The canoe in the picture appears to me to be a CS grade (thwart looks like ash) HW with sponsons. I see diamond head bolts there too... although they could have been added during a restoration. I explained this stuff to the seller and asked him to check the numbers again, at both stems, and maybe he'll get back to me.
It may help if others poke at him too, because he's maybe figured out I'm only curious and don't have that kind of money.
Asked the seller to check the serial number at each end, and he provided two possibilities-- one of which he'd given me before. He says it's either 33739-17, which is a 16 foot boat (not a canoe)... or 38739-17, which is a 17 foot AA grade Otca (no mention of sponsons or Evinrude). I poked around the serial numbers, trying different combinations, and didn't find anything close--- 33789 is a 17 foot Charles river; 38789 is an Otca... nothing a fer-sure match.
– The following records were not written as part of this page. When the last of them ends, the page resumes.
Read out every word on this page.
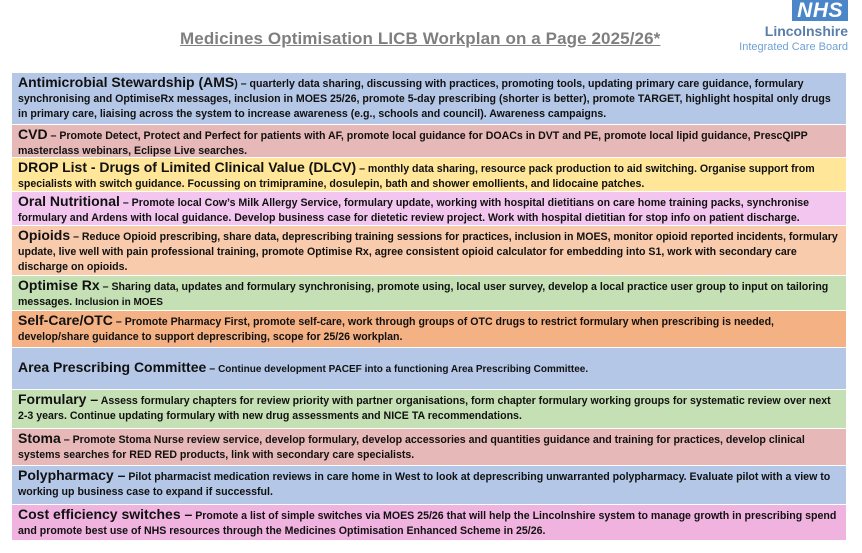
Medicines Optimisation LICB Workplan on a Page 2025/26*
NHS
Lincolnshire
Integrated Care Board
Antimicrobial Stewardship (AMS) – quarterly data sharing, discussing with practices, promoting tools, updating primary care guidance, formulary synchronising and OptimiseRx messages, inclusion in MOES 25/26, promote 5-day prescribing (shorter is better), promote TARGET, highlight hospital only drugs in primary care, liaising across the system to increase awareness (e.g., schools and council). Awareness campaigns.
CVD – Promote Detect, Protect and Perfect for patients with AF, promote local guidance for DOACs in DVT and PE, promote local lipid guidance, PrescQIPP masterclass webinars, Eclipse Live searches.
DROP List - Drugs of Limited Clinical Value (DLCV) – monthly data sharing, resource pack production to aid switching. Organise support from specialists with switch guidance. Focussing on trimipramine, dosulepin, bath and shower emollients, and lidocaine patches.
Oral Nutritional – Promote local Cow’s Milk Allergy Service, formulary update, working with hospital dietitians on care home training packs, synchronise formulary and Ardens with local guidance. Develop business case for dietetic review project. Work with hospital dietitian for stop info on patient discharge.
Opioids – Reduce Opioid prescribing, share data, deprescribing training sessions for practices, inclusion in MOES, monitor opioid reported incidents, formulary update, live well with pain professional training, promote Optimise Rx, agree consistent opioid calculator for embedding into S1, work with secondary care discharge on opioids.
Optimise Rx – Sharing data, updates and formulary synchronising, promote using, local user survey, develop a local practice user group to input on tailoring messages. Inclusion in MOES
Self-Care/OTC – Promote Pharmacy First, promote self-care, work through groups of OTC drugs to restrict formulary when prescribing is needed, develop/share guidance to support deprescribing, scope for 25/26 workplan.
Area Prescribing Committee – Continue development PACEF into a functioning Area Prescribing Committee.
Formulary – Assess formulary chapters for review priority with partner organisations, form chapter formulary working groups for systematic review over next 2-3 years. Continue updating formulary with new drug assessments and NICE TA recommendations.
Stoma – Promote Stoma Nurse review service, develop formulary, develop accessories and quantities guidance and training for practices, develop clinical systems searches for RED RED products, link with secondary care specialists.
Polypharmacy – Pilot pharmacist medication reviews in care home in West to look at deprescribing unwarranted polypharmacy. Evaluate pilot with a view to working up business case to expand if successful.
Cost efficiency switches – Promote a list of simple switches via MOES 25/26 that will help the Lincolnshire system to manage growth in prescribing spend and promote best use of NHS resources through the Medicines Optimisation Enhanced Scheme in 25/26.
Thought maybe some of the others here who have the s/n CDs would like to play this numbers-game too. Meanwhile, I'll ask the seller if he'd like to take a picture of the serial number, and explain that hundreds of pairs of eyes can often see things one pair cannot.
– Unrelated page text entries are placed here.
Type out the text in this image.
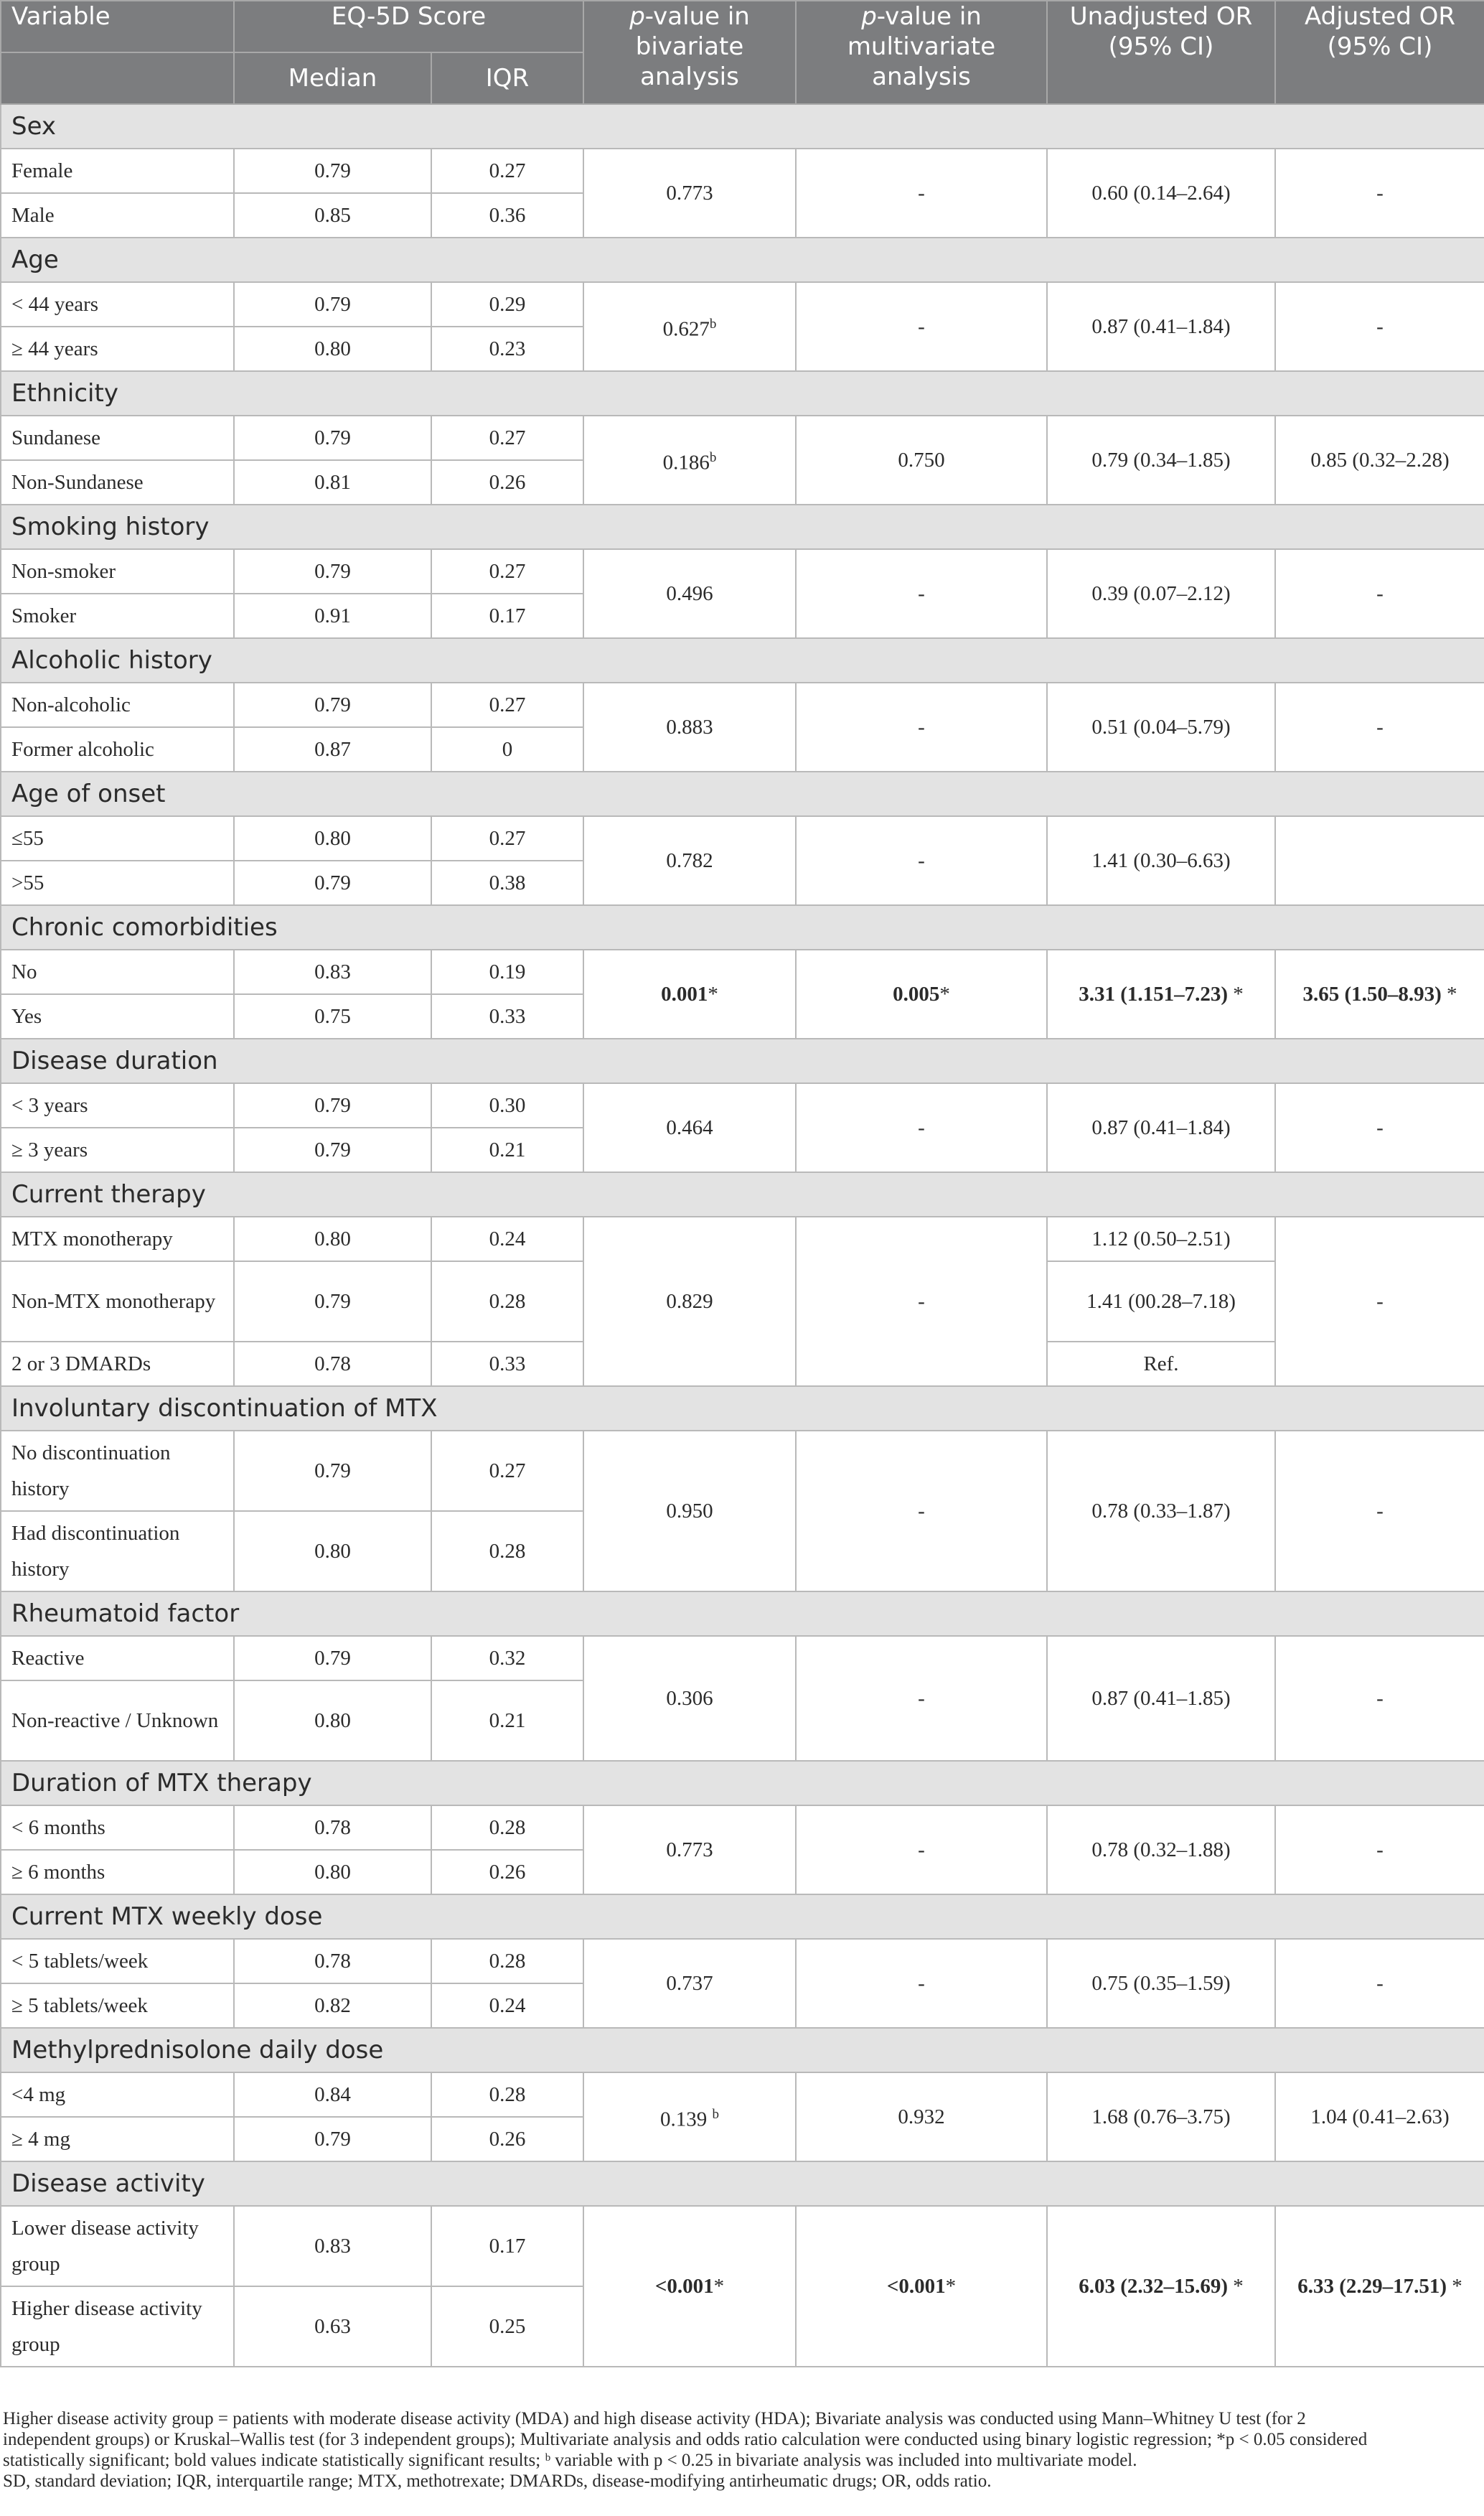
Variable	EQ-5D Score		p-value in bivariate analysis	p-value in multivariate analysis	Unadjusted OR (95% CI)	Adjusted OR (95% CI)
	Median	IQR				
Sex						
Female	0.79	0.27	0.773	-	0.60 (0.14–2.64)	-
Male	0.85	0.36				
Age						
< 44 years	0.79	0.29	0.627$^b$	-	0.87 (0.41–1.84)	-
≥ 44 years	0.80	0.23				
Ethnicity						
Sundanese	0.79	0.27	0.186$^b$	0.750	0.79 (0.34–1.85)	0.85 (0.32–2.28)
Non-Sundanese	0.81	0.26				
Smoking history						
Non-smoker	0.79	0.27	0.496	-	0.39 (0.07–2.12)	-
Smoker	0.91	0.17				
Alcoholic history						
Non-alcoholic	0.79	0.27	0.883	-	0.51 (0.04–5.79)	-
Former alcoholic	0.87	0				
Age of onset						
≤55	0.80	0.27	0.782	-	1.41 (0.30–6.63)	
>55	0.79	0.38				
Chronic comorbidities						
No	0.83	0.19	0.001*	0.005*	3.31 (1.151–7.23) *	3.65 (1.50–8.93) *
Yes	0.75	0.33				
Disease duration						
< 3 years	0.79	0.30	0.464	-	0.87 (0.41–1.84)	-
≥ 3 years	0.79	0.21				
Current therapy						
MTX monotherapy	0.80	0.24	0.829	-	1.12 (0.50–2.51)	-
Non-MTX monotherapy	0.79	0.28			1.41 (00.28–7.18)	
2 or 3 DMARDs	0.78	0.33			Ref.	
Involuntary discontinuation of MTX						
No discontinuation history	0.79	0.27	0.950	-	0.78 (0.33–1.87)	-
Had discontinuation history	0.80	0.28				
Rheumatoid factor						
Reactive	0.79	0.32	0.306	-	0.87 (0.41–1.85)	-
Non-reactive / Unknown	0.80	0.21				
Duration of MTX therapy						
< 6 months	0.78	0.28	0.773	-	0.78 (0.32–1.88)	-
≥ 6 months	0.80	0.26				
Current MTX weekly dose						
< 5 tablets/week	0.78	0.28	0.737	-	0.75 (0.35–1.59)	-
≥ 5 tablets/week	0.82	0.24				
Methylprednisolone daily dose						
<4 mg	0.84	0.28	0.139 $^b$	0.932	1.68 (0.76–3.75)	1.04 (0.41–2.63)
≥ 4 mg	0.79	0.26				
Disease activity						
Lower disease activity group	0.83	0.17	<0.001*	<0.001*	6.03 (2.32–15.69) *	6.33 (2.29–17.51) *
Higher disease activity group	0.63	0.25				
Higher disease activity group = patients with moderate disease activity (MDA) and high disease activity (HDA); Bivariate analysis was conducted using Mann–Whitney U test (for 2
independent groups) or Kruskal–Wallis test (for 3 independent groups); Multivariate analysis and odds ratio calculation were conducted using binary logistic regression; *p < 0.05 considered
statistically significant; bold values indicate statistically significant results; ᵇ variable with p < 0.25 in bivariate analysis was included into multivariate model.
SD, standard deviation; IQR, interquartile range; MTX, methotrexate; DMARDs, disease-modifying antirheumatic drugs; OR, odds ratio.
Checking again, the seller says one end is too faint to read except for the length (17). The first three digits at the other end appear to him to be 397 and the last two are 33, 39, 38, 88, or 99. He says all the threes, eights, and nines look similar. I checked 397 with all those possibilities-- none had sponsons... 3 are 17 footers-- one is an Otca and two are Charles Rivers. The canoes date from 1916. The seller says the engine is dated 1918. I'm also looking at the buyer, in case it's someone connected with a business that might have modified the canoe.